The sovrena had a narrow waist, delicate features, and thin, graceful arms. She never considered herself weak, but she did not rely on physical combat when she fought an enemy. Even though her body felt heavy and dull with lingering stone, she did feel the gift still burning in her heart. She held out her hand and summoned magic, lighting a small flame, which winked into existence like a bobbing candle in her open palm.
The cheery flame was a bright glimmer of hope, casting a yellow glow around the walls. Now that she could see the details of her confined prison, she noted the spell runes around the doorway. Even though she knew it was useless, she summoned a larger blast of fire and hurled it against the wall, but the flames merely splattered and scorched the slime into a foul-smelling stain. Her fire curled around and ricocheted from one protected wall to another. Thora flinched as the flames lashed back and struck her, too, but her hardened skin protected her before the fire flickered away into a dull glow.

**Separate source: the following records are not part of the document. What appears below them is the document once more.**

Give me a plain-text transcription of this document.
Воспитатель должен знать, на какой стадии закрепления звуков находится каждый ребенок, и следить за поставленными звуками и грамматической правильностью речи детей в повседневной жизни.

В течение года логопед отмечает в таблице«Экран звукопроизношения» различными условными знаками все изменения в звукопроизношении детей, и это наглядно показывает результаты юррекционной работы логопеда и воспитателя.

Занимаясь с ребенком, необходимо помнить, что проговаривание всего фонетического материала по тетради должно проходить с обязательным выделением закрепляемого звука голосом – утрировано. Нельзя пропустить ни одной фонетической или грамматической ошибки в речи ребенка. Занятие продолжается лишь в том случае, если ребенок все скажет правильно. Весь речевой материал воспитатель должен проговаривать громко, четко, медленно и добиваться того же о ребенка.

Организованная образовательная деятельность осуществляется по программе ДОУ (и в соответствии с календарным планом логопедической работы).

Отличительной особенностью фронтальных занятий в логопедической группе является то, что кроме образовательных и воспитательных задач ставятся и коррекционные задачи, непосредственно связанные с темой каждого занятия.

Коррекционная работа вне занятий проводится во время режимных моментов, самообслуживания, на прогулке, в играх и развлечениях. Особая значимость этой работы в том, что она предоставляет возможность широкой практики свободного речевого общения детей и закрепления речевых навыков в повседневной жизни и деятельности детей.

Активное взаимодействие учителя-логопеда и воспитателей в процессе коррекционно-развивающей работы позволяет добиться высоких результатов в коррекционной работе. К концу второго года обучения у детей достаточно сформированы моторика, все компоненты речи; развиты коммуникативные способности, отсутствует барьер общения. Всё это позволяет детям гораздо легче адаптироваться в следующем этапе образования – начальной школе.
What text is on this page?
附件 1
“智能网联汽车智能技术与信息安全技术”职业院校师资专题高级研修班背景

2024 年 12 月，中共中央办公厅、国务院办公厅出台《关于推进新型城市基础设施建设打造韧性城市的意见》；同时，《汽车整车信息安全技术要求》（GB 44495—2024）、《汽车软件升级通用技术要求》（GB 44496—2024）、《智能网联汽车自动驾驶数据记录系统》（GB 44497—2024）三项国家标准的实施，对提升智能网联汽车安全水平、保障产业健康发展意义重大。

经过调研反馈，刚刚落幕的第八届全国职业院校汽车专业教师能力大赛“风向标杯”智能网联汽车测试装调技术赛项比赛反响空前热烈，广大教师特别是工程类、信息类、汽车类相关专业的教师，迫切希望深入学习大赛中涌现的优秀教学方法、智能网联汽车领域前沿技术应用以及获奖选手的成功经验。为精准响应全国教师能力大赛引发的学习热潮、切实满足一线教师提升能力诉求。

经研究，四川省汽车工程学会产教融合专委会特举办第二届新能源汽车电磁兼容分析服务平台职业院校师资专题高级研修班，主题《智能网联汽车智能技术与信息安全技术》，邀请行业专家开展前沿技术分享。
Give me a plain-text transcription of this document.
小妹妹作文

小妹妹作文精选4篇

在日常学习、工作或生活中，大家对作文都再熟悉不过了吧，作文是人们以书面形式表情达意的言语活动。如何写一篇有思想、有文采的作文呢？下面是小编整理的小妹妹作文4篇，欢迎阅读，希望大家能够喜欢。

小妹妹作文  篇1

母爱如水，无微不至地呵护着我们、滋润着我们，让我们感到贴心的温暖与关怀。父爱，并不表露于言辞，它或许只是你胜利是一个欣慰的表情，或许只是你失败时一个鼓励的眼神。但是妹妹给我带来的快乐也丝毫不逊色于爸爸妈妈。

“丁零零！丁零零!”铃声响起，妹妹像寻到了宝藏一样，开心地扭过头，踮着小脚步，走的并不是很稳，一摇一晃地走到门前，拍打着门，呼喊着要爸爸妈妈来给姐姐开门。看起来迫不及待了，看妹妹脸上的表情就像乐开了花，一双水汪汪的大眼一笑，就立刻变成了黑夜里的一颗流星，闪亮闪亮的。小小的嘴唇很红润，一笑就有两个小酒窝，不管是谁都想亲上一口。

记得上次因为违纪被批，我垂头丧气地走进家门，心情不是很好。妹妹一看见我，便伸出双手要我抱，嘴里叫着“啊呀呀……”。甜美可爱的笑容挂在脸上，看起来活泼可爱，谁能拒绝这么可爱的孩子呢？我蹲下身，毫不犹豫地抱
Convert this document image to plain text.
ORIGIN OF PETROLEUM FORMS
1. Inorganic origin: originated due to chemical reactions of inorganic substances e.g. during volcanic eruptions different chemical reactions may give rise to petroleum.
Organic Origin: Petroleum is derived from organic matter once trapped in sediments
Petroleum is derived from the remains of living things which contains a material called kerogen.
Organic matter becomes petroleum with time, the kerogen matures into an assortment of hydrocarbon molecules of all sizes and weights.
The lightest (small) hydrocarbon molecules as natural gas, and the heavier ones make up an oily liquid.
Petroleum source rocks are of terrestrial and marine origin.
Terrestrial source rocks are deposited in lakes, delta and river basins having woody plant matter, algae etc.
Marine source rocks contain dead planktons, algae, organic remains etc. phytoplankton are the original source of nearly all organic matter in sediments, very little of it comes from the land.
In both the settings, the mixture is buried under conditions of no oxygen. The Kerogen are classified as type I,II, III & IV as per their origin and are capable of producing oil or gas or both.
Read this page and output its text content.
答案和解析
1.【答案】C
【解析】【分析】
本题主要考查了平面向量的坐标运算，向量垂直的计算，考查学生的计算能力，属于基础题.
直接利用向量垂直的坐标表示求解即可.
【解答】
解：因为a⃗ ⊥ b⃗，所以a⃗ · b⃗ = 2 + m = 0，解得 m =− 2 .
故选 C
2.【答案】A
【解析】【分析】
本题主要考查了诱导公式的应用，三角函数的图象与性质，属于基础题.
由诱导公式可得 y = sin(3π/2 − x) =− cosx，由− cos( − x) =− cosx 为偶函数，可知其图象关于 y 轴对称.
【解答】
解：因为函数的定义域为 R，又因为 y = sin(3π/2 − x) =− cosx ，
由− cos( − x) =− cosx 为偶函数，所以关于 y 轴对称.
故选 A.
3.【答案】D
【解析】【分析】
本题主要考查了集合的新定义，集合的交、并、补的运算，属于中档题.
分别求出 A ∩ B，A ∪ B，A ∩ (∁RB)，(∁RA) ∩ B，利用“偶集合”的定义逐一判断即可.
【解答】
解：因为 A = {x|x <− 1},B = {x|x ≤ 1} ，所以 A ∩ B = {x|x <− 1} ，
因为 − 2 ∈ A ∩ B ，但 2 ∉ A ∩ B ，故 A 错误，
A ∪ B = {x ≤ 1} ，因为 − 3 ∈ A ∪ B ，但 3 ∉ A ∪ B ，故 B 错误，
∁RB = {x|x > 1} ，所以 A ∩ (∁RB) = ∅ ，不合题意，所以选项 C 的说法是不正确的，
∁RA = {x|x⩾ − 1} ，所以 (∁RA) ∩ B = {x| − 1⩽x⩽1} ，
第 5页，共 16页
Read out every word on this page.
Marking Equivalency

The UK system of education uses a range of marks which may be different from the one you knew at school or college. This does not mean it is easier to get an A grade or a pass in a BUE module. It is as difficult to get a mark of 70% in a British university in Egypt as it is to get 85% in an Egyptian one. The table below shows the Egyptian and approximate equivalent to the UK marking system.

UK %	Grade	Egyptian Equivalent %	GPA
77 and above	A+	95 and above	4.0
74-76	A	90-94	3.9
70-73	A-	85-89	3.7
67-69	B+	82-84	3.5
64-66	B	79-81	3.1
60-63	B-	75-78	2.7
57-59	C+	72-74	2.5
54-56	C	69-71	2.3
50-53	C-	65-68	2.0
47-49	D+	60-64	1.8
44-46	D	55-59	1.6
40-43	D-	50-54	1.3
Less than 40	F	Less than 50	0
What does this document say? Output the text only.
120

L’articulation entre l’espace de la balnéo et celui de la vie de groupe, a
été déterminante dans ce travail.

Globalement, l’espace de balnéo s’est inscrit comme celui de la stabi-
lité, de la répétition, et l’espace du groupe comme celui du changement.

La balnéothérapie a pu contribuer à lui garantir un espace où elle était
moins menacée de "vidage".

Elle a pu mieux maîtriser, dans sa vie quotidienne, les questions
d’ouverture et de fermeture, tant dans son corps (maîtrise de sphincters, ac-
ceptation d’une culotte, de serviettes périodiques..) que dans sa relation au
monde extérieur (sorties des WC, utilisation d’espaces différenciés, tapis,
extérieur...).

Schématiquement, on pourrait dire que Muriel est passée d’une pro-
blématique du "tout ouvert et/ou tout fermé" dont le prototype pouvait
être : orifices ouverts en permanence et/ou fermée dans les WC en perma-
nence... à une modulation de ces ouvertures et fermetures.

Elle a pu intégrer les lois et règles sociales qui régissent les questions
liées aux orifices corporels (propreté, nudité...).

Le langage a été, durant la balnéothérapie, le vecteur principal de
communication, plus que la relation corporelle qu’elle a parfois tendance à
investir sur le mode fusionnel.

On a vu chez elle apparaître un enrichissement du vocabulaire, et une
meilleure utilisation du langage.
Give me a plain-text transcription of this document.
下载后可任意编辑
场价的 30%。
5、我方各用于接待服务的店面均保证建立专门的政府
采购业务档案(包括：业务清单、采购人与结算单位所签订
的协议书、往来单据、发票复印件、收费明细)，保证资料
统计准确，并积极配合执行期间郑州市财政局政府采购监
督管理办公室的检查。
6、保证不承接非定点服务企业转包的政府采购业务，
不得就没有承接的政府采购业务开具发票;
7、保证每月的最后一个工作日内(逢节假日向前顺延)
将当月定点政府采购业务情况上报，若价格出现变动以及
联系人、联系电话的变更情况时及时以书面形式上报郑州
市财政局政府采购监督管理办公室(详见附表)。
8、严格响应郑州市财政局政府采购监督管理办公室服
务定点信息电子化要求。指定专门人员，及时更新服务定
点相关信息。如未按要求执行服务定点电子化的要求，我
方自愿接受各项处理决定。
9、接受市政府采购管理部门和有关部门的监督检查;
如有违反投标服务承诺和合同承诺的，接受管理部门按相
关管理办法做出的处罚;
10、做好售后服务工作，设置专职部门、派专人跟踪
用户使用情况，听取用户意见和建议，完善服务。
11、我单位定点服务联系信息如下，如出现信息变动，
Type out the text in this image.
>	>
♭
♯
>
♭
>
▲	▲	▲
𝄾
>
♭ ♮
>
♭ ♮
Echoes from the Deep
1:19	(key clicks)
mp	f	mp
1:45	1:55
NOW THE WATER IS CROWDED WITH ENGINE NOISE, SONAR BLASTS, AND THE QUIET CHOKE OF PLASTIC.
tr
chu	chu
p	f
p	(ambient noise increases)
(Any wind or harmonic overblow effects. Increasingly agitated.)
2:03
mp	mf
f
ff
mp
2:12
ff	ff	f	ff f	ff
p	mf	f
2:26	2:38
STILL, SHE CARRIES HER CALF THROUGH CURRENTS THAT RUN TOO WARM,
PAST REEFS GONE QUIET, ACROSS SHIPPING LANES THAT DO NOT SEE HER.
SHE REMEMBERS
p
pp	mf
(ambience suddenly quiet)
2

In wonder, Thora rubbed her arms where the flames had touched her. She felt a tingle, saw a scorch mark on her gray-white skin, but she rubbed it away. There was no damage to herself, nor to the cell. It was no use. She couldn’t get out, no matter how badly the people of Ildakar needed her to save them.
She spent the next hour hating Maxim for what he had done, for his plan to turn the slaves against the very city that nurtured them and asked only their devotion in return. How those weak people had whined at the injustice, at the hard work they had to perform, without seeing that she herself suffered more for Ildakar than any of them did! No one was more aware of the painful cost of their prosperity than Thora was. The slaves had sore muscles, perhaps, and some even lost their lives, but what was the cost of a few lives to build a civilization that endured for millennia? She despised those who refused to make the sacrifice for the greater good of Ildakar. She had certainly given everything.
Then Maxim had uprooted the underpinnings of her beautiful society. She’d loved him long ago, and now she couldn’t understand how she had been such a fool. Was she just young and naive, driven by the heat of romance and lust? Over centuries of sharing his bed, then sharing the beds of many others, Thora had learned that lust could be easily satisfied without surrendering her heart, or even common sense. She had wasted the best years of her youth on Maxim, letting him cheat on her, learning of it, forgiving him. She had turned her heart to stone long before any petrification spell, realizing how worthless he was. But the wizard commander was too powerful to be discarded, and she had kept him as her husband, in name only, a figurehead.
Now, Thora realized she might have overestimated his power. She had been in awe of his great petrification spell, just as she had been instrumental in the great bloodworking that formed the shroud of eternity. She could do it all herself, though. She didn’t need him.
It was clear that Maxim’s magic must be waning if the stone army had awakened. No wonder he had fled. But perhaps Thora’s gift was also fading. The shroud of eternity had dissipated over the years before they had brought it down entirely. She had been willing to work the final blood magic to restore the shroud permanently, but would it truly have endured?
The underpinnings of magic had changed, the fundamental rules of the world altered in ways she didn’t understand. Nicci had offered an explanation, although Thora didn’t entirely believe her about what Richard Rahl had done. But, Utros and his army had indeed awakened, and Thora herself had revived from the petrification spell. Yes, much was changing, and she had to use that to her advantage.